Way of Purity Testimony: Larry Dulude
I'm writing this with the hope that all who are in bondage to sexual sin may discover the freedom that only God's grace can deliver. I was first exposed to pornography at the age of 10 when I discovered my Dad's stack of Playboy magazines in his workshop. Many people in our society would say that this was a relatively harmless experience, but it was the beginning of opening the eye gate to a life of sin and shame.
Fast forward 15 years later when I discovered a new media in the form of XXX rated video tapes , which lead to even greater exposure to much more hardcore pornography. During this time I was married with a family, and 13 years later my marriage ended when my spouse divorced me for another man . I attribute her exposure to the XXX rated porn for some of the reason that this happened. [ I shoulder much of the blame for this ].
In 1982 I accepted Jesus as my Lord and Savior and turned all my sin over to Him. I remarried 1 year later to a wonderful Christian women. I assumed that all my years of porn were behind me.

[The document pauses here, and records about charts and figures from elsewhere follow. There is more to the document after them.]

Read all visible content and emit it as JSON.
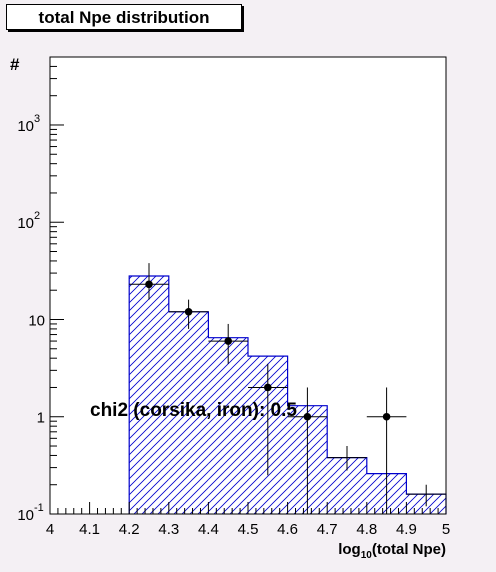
{
  "title": "total Npe distribution",
  "chart_data": {
    "type": "histogram",
    "title": "total Npe distribution",
    "xlabel_base": "log",
    "xlabel_sub": "10",
    "xlabel_rest": "(total Npe)",
    "ylabel": "#",
    "xlim": [
      4.0,
      5.0
    ],
    "ylim": [
      0.1,
      5000
    ],
    "yscale": "log",
    "x_ticks": [
      "4",
      "4.1",
      "4.2",
      "4.3",
      "4.4",
      "4.5",
      "4.6",
      "4.7",
      "4.8",
      "4.9",
      "5"
    ],
    "y_ticks": [
      {
        "value": 0.1,
        "base": "10",
        "exp": "-1"
      },
      {
        "value": 1,
        "base": "1",
        "exp": ""
      },
      {
        "value": 10,
        "base": "10",
        "exp": ""
      },
      {
        "value": 100,
        "base": "10",
        "exp": "2"
      },
      {
        "value": 1000,
        "base": "10",
        "exp": "3"
      }
    ],
    "bin_edges": [
      4.0,
      4.1,
      4.2,
      4.3,
      4.4,
      4.5,
      4.6,
      4.7,
      4.8,
      4.9,
      5.0
    ],
    "series": [
      {
        "kind": "simulation-histogram",
        "color": "#0000cc",
        "fill": "hatched",
        "values": [
          0,
          0,
          28,
          12,
          6.5,
          4.2,
          1.3,
          0.38,
          0.26,
          0.16
        ]
      },
      {
        "kind": "data-points",
        "color": "#000000",
        "points": [
          {
            "x": 4.25,
            "y": 23,
            "ylo": 16,
            "yhi": 38
          },
          {
            "x": 4.35,
            "y": 12,
            "ylo": 8,
            "yhi": 16
          },
          {
            "x": 4.45,
            "y": 6,
            "ylo": 3.5,
            "yhi": 9
          },
          {
            "x": 4.55,
            "y": 2,
            "ylo": 0.25,
            "yhi": 3.5
          },
          {
            "x": 4.65,
            "y": 1,
            "ylo": 0.1,
            "yhi": 2
          },
          {
            "x": 4.85,
            "y": 1,
            "ylo": 0.1,
            "yhi": 2
          }
        ],
        "extra_crosses": [
          {
            "x": 4.75,
            "y": 0.38,
            "ylo": 0.28,
            "yhi": 0.5
          },
          {
            "x": 4.95,
            "y": 0.16,
            "ylo": 0.12,
            "yhi": 0.2
          }
        ]
      }
    ],
    "annotation": "chi2 (corsika, iron): 0.5"
  }
}
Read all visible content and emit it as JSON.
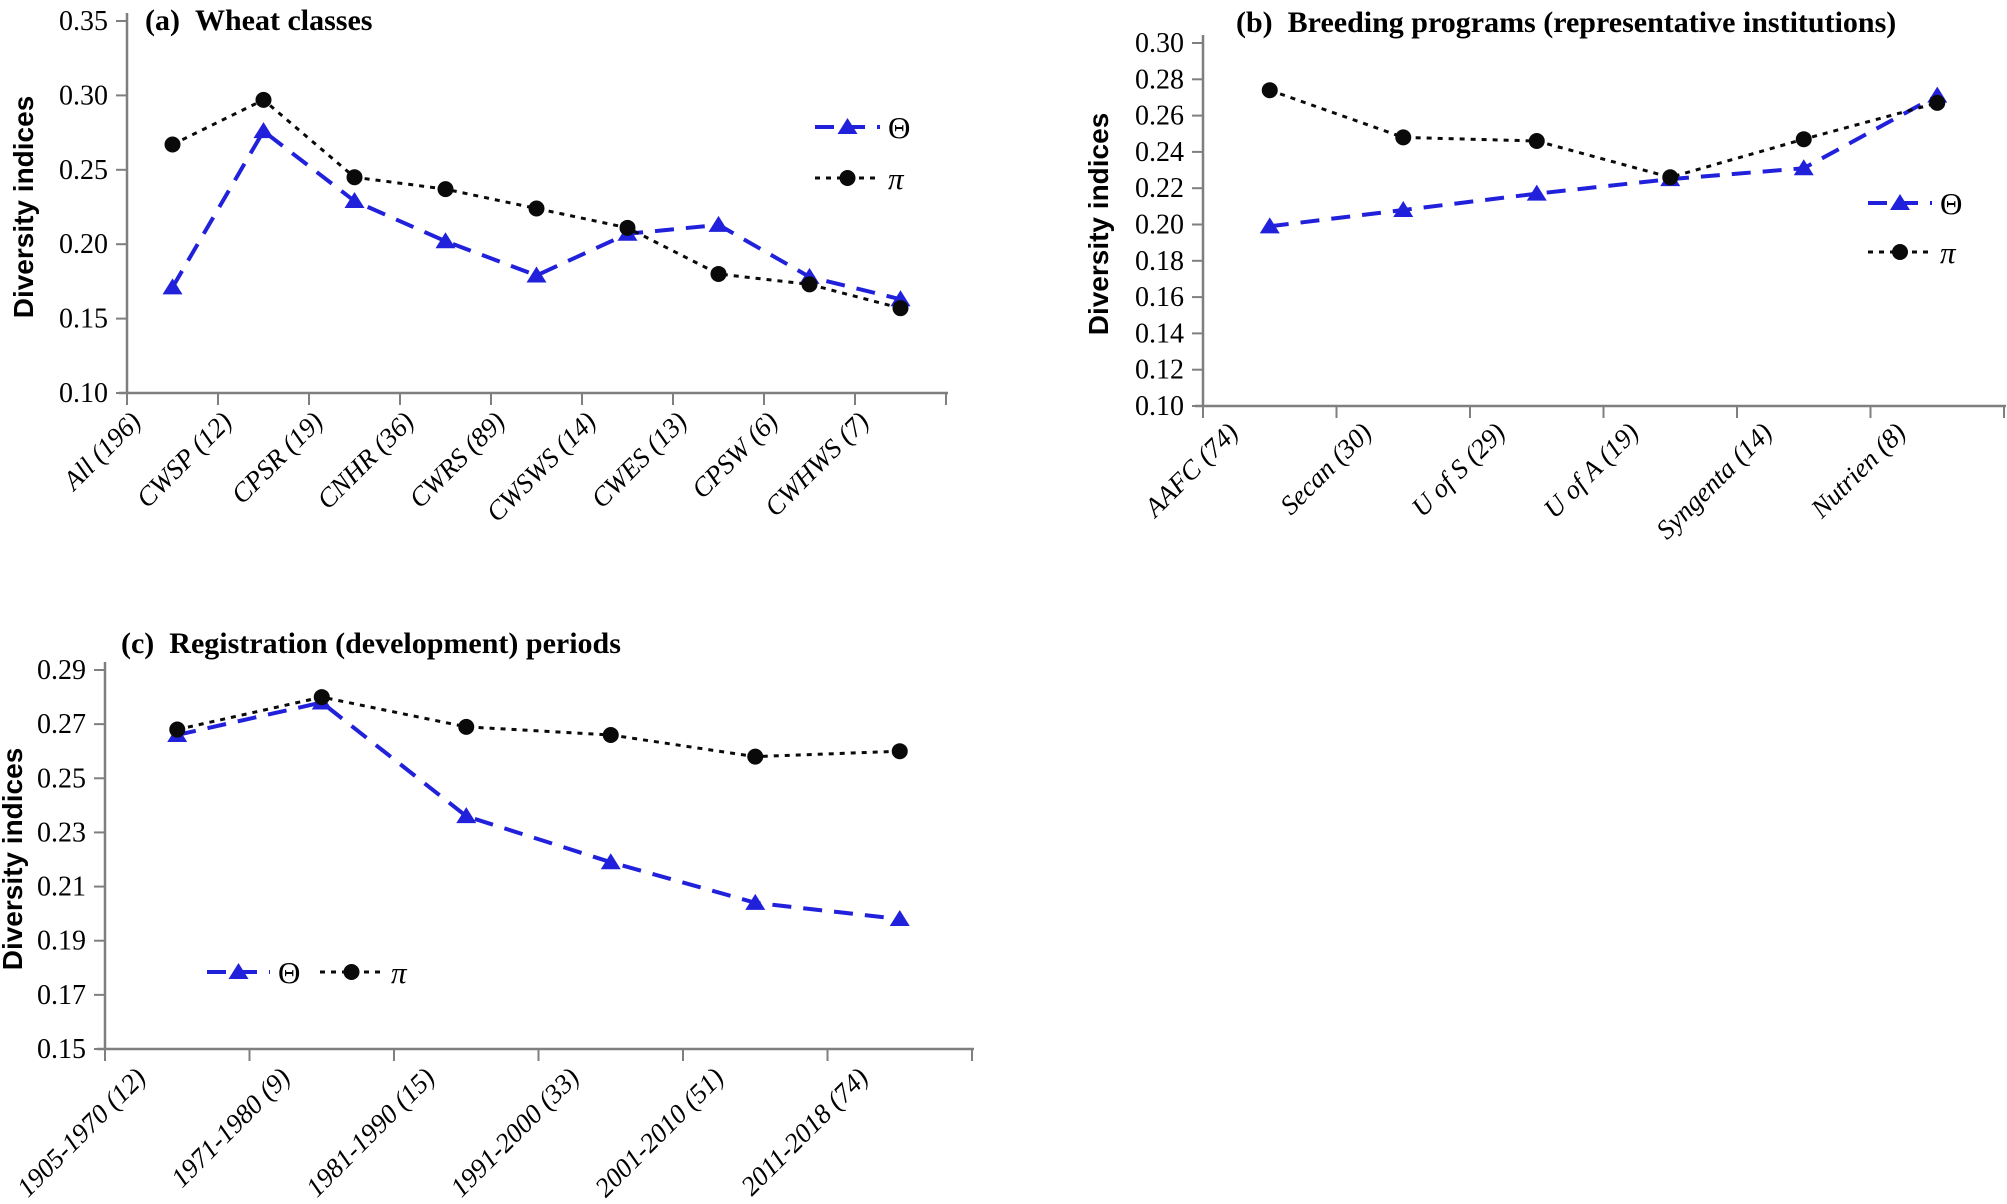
{
  "figure": {
    "background": "#ffffff"
  },
  "colors": {
    "theta_series": "#2121dc",
    "pi_series": "#0a0a0a",
    "axis": "#7f7f7f",
    "text": "#000000"
  },
  "chart_data": [
    {
      "id": "a",
      "type": "line",
      "title_prefix": "(a)",
      "title": "Wheat classes",
      "ylabel": "Diversity indices",
      "ylim": [
        0.1,
        0.35
      ],
      "yticks": [
        0.35,
        0.3,
        0.25,
        0.2,
        0.15,
        0.1
      ],
      "grid": false,
      "legend_position": "inside-upper-right",
      "categories": [
        "All (196)",
        "CWSP (12)",
        "CPSR (19)",
        "CNHR (36)",
        "CWRS (89)",
        "CWSWS (14)",
        "CWES (13)",
        "CPSW (6)",
        "CWHWS (7)"
      ],
      "series": [
        {
          "name": "Θ",
          "marker": "triangle",
          "line": "dashed",
          "color": "#2121dc",
          "values": [
            0.171,
            0.276,
            0.229,
            0.202,
            0.179,
            0.207,
            0.213,
            0.178,
            0.163
          ]
        },
        {
          "name": "π",
          "marker": "circle",
          "line": "dotted",
          "color": "#0a0a0a",
          "values": [
            0.267,
            0.297,
            0.245,
            0.237,
            0.224,
            0.211,
            0.18,
            0.173,
            0.157
          ]
        }
      ]
    },
    {
      "id": "b",
      "type": "line",
      "title_prefix": "(b)",
      "title": "Breeding programs (representative institutions)",
      "ylabel": "Diversity indices",
      "ylim": [
        0.1,
        0.3
      ],
      "yticks": [
        0.3,
        0.28,
        0.26,
        0.24,
        0.22,
        0.2,
        0.18,
        0.16,
        0.14,
        0.12,
        0.1
      ],
      "grid": false,
      "legend_position": "inside-middle-right",
      "categories": [
        "AAFC (74)",
        "Secan (30)",
        "U of S (29)",
        "U of A (19)",
        "Syngenta (14)",
        "Nutrien (8)"
      ],
      "series": [
        {
          "name": "Θ",
          "marker": "triangle",
          "line": "dashed",
          "color": "#2121dc",
          "values": [
            0.199,
            0.208,
            0.217,
            0.225,
            0.231,
            0.271
          ]
        },
        {
          "name": "π",
          "marker": "circle",
          "line": "dotted",
          "color": "#0a0a0a",
          "values": [
            0.274,
            0.248,
            0.246,
            0.226,
            0.247,
            0.267
          ]
        }
      ]
    },
    {
      "id": "c",
      "type": "line",
      "title_prefix": "(c)",
      "title": "Registration (development) periods",
      "ylabel": "Diversity indices",
      "ylim": [
        0.15,
        0.29
      ],
      "yticks": [
        0.29,
        0.27,
        0.25,
        0.23,
        0.21,
        0.19,
        0.17,
        0.15
      ],
      "grid": false,
      "legend_position": "inside-lower-left",
      "categories": [
        "1905-1970 (12)",
        "1971-1980 (9)",
        "1981-1990 (15)",
        "1991-2000 (33)",
        "2001-2010 (51)",
        "2011-2018 (74)"
      ],
      "series": [
        {
          "name": "Θ",
          "marker": "triangle",
          "line": "dashed",
          "color": "#2121dc",
          "values": [
            0.266,
            0.278,
            0.236,
            0.219,
            0.204,
            0.198
          ]
        },
        {
          "name": "π",
          "marker": "circle",
          "line": "dotted",
          "color": "#0a0a0a",
          "values": [
            0.268,
            0.28,
            0.269,
            0.266,
            0.258,
            0.26
          ]
        }
      ]
    }
  ]
}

A couple years into my marriage I opened the eye gate just a crack by tuning into a X rated channel on cable TV just to see what it was about. Satan knows our weak areas and exploited mine, and I didn't resist all that much. Over the next 10 years I believed I had control over my lust, only viewing pornography several times a year. Each time I would confess my sin and promise the Lord never to look at it again. And I truly believed I had it under control. The church fellowship that I attended during that time was very legalistic and I really understood very little about the grace of God.
Fast forward again to 1999 and my discovery of internet porn websites which was a quantum leap into the porn world. I found myself visiting these sites more and more frequently, mainly because they offered a lot of free viewing anytime I wanted it.
I would go through the endless cycle of temptation leading to sin leading to shame leading to confessing my sin and repenting, only to start the cycle over again a week or two later.
It wasn't until several years later that during a counseling session with my Pastor because my marriage was falling apart that I confessed my sexual sin to him and started climbing my way back up to a life of freedom. My Pastor suggested a support group that dealt with pornography issues and I agreed.
Later that week I discovered Setting Captives Free while doing a Google search. After reading about the SCF program I new that God was urging me to get involved. There are times in our lives when we can look back and see pivotal cross roads that either take us down the right or wrong road. Becoming a student at SCF and enrolling in the 60 day "The Way of Purity" course was one of those key turning points in my life.
I had only been into the program one month when I knew I was finally free from sexual sin. The depth of God's grace filled my heart and I knew I could never return to the shame and filth of pornography. The next month went by so quickly that I didn't want to give up the excellent teaching that filled every daily lesson.
It's now a year later and I'm a Mentor at SCF and God is using me to direct men towards a life of freedom from pornography and sexual sin.
From sin and shame to a ministry that glorifies God. Only Jesus can do that.